И вот в апреле 1774 года в Пунто-Фихо прибыла дозорная шхуна, капитан которой сообщил, что у Парамарибо появился большой флот. Был объявлен аврал и через неделю в треугольнике, ограниченном Парагуаном, Арубой и Кюрасао встретились две эскадры. Поскольку флот голландцев насчитывал 12 линейных кораблей и 12 фрегатов, а мы имели в 2 раза меньше, решили не пытаться сохранить корабли противника, чтобы взять на абордаж, а сразу жечь и топить. Построившись привычным ордером в две колонны, сближались с голландцами, избравшими линейную тактику морской баталии. За пять кабельтовых началась пристрелка ядрами из носовых пушек. Голландцев вовсе не смутил тот факт, что мы атакуем с двух сторон. А чего им бояться, ведь первыми шли 100-пушечные линейные корабли, затем 80- и 60-пушечные, а далее в бой вступали фрегаты. Вот только привычные расклады спутали тротиловые и фугасные снаряды, о которых адмиралы и капитаны противника просто не знали. Флагман «Амстердам», получив тротиловые и фугасные снаряды с греческим огнём, потерял ход и горел, напоминая факел. Его вывели из строя на подходе, когда дело ещё не дошло до бортовых залпов, сбив боевой настрой остальных команд.

Сходясь со следующим линкором, узнали, что на вооружении противника имеются брандскугеля – пустотелые металлические ядра, наполненные зажигательной смесью аналогичной нашей. Так что «Юпитер» тоже получил такую бомбу, и теперь матросы бегали, срывая горящие паруса и засыпая палубу песком, благо, ящики с ним стояли на всех судах.

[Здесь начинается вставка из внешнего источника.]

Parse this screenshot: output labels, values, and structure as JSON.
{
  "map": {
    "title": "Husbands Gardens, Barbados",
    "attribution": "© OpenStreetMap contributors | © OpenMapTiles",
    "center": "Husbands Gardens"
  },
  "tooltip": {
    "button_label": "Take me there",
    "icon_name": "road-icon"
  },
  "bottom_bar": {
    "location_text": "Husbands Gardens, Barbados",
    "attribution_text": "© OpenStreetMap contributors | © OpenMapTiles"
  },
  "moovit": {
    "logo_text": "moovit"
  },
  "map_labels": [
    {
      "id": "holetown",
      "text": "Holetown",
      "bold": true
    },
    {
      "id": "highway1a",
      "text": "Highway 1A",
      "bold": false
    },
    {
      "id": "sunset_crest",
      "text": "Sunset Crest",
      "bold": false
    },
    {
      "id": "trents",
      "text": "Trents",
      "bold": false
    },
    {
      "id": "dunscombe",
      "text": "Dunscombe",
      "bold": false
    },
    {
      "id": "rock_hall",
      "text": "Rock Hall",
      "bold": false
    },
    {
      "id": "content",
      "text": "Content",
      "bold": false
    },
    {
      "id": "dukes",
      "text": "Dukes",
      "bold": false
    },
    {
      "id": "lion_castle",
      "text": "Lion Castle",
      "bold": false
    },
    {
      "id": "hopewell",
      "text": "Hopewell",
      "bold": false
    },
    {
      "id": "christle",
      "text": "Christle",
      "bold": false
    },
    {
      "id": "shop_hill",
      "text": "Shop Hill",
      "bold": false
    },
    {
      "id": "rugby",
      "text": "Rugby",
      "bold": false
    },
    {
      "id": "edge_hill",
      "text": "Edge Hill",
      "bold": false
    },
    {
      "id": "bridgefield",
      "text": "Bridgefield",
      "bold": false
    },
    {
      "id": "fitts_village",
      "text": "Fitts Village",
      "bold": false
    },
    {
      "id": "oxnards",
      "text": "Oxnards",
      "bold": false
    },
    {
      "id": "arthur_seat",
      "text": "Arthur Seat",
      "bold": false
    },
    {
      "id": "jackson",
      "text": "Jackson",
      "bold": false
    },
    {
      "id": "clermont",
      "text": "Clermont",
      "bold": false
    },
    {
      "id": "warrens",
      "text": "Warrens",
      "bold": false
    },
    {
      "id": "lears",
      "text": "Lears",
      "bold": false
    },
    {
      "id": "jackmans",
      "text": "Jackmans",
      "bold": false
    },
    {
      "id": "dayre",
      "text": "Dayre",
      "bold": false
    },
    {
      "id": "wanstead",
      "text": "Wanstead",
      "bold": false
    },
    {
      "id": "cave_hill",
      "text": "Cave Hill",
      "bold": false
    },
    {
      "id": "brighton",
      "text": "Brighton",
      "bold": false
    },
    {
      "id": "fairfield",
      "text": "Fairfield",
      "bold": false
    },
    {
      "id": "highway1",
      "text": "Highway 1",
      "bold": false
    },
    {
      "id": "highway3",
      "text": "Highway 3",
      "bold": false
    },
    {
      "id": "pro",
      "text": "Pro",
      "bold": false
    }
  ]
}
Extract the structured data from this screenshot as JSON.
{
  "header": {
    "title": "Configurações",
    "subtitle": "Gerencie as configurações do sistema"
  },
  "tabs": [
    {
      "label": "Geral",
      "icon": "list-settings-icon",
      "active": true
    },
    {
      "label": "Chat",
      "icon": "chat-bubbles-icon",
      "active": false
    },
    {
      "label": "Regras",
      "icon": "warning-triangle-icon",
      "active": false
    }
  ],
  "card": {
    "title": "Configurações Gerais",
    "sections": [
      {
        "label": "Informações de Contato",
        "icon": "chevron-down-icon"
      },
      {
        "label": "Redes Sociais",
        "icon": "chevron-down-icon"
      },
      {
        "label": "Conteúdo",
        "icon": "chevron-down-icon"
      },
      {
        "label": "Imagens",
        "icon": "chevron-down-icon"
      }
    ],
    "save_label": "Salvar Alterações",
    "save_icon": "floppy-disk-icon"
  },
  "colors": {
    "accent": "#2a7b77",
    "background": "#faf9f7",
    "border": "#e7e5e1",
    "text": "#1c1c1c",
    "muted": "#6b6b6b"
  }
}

Вдруг наши фугасы загорятся от попадания вражеского ядра. Следующего противника мы завалили фугасами, так же выведя из боя. После этого голландцы нарушили линию, атакуя нас эшелонами. Из носовых пушек наши пушкари успевали качественно обстрелять судно противника осколочными и фугасными снарядами, сея смерть на верхней палубе, отчего оно лишалось управления, становясь более лёгкой добычей. Тем не менее, команды даже лишившихся хода кораблей не сдавались, стреляя по нам из пушек и мушкетов. Главное было не попасть под бортовой залп голландского линейного корабля, ибо даже флагманские линкоры с трудом могли его «проглотить». Чтобы вовремя уклониться от такого «подарка» существовали капитан и офицеры, вовремя отдающие команды на манёвры уклонения или упредительные залпы.

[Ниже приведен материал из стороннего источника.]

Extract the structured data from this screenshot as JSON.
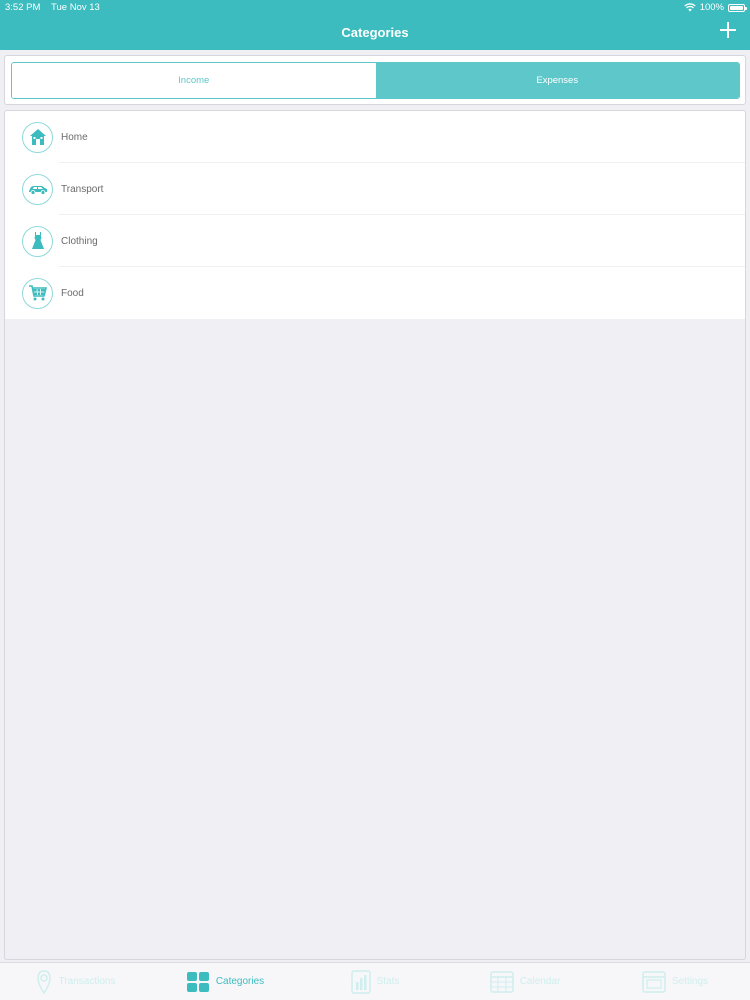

В очередной раз исход сражения решили тротиловые снаряды. В какой-то момент наступил перелом и голландцы побежали с поля боя. Принявший командование остатками эскадры голландский адмирал, идущий на 6-м линкоре, оставил заслон из 4-х фрегатов, давая возможность уйти остальным. Корабли расположились к нашим судам бортами и отгружали по нам ядра и бомбы. Капитаны и офицеры всех судов срывали голос, перекрикивая шум выстрелов, отдавая приказы на лавирование и ответный огонь.

Линкоры так же развернулись в линию бортами, вступив в артиллерийскую дуэль, а шхуны ринулись за уходящими кораблями. Мы разнесли заслон, расстреляв фрегаты ядрами, кугелями и книппелями. Сражаясь до последнего, своим подвигом они дали возможность уйти шести линкорам и четырём фрегатам. На поверхности воды держались три потрёпанных линейных корабля и фрегат, а остальные суда догорали или затонули. Нам тоже досталось – пошли на дно два турецких фрегата, был разбит один 60-пушечный линкор, а второй сгорел. И сейчас в море плавали наши и голландские моряки, которые смогли спастись с утонувших или горящих судов. Вокруг кружили почуявшие кровь акулы.

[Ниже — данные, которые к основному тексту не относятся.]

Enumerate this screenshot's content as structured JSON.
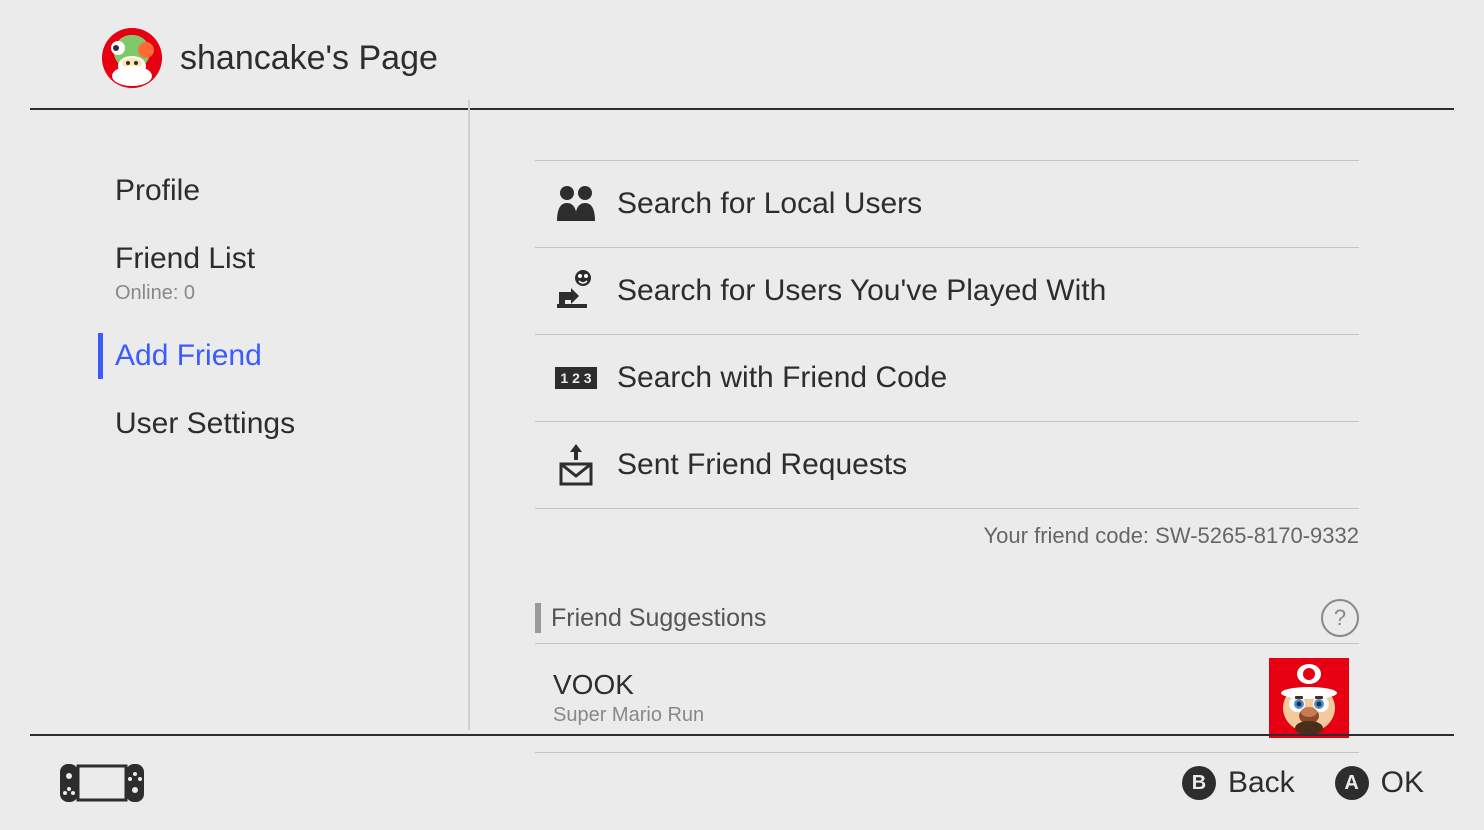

Пока матросы меняли паруса, рубили перебитые мачты, реи и порванный такелаж, чтобы восстановить ходовые качества наших судов, я размышлял над дилеммой, что делать с голландцами? Если бы эти парни согласились служить на моих судах – было бы замечательно. Столько профессиональных моряков заполнили бы все вакансии. Однако гарантировать, что они не захватят корабль, а то и город, я не мог. В Коро или Пунто-Фихо было не так уж много солдат, чтобы подавить восстание нескольких тысяч вооружённых матросов. Так что спасать их я не видел смысла. До ближайшего берега было километров 20, а то и больше, поэтому вряд ли они выживут. С другой стороны, если их раскидать по городкам и использовать на производствах, смысл заморочиться с ними имелся. В итоге отдал приказ и наши матросы стали поднимать на борт всех моряков. Наши раненые в первую очередь, а следом и голландцы оказывались на медосмотре, получая первичную помощь.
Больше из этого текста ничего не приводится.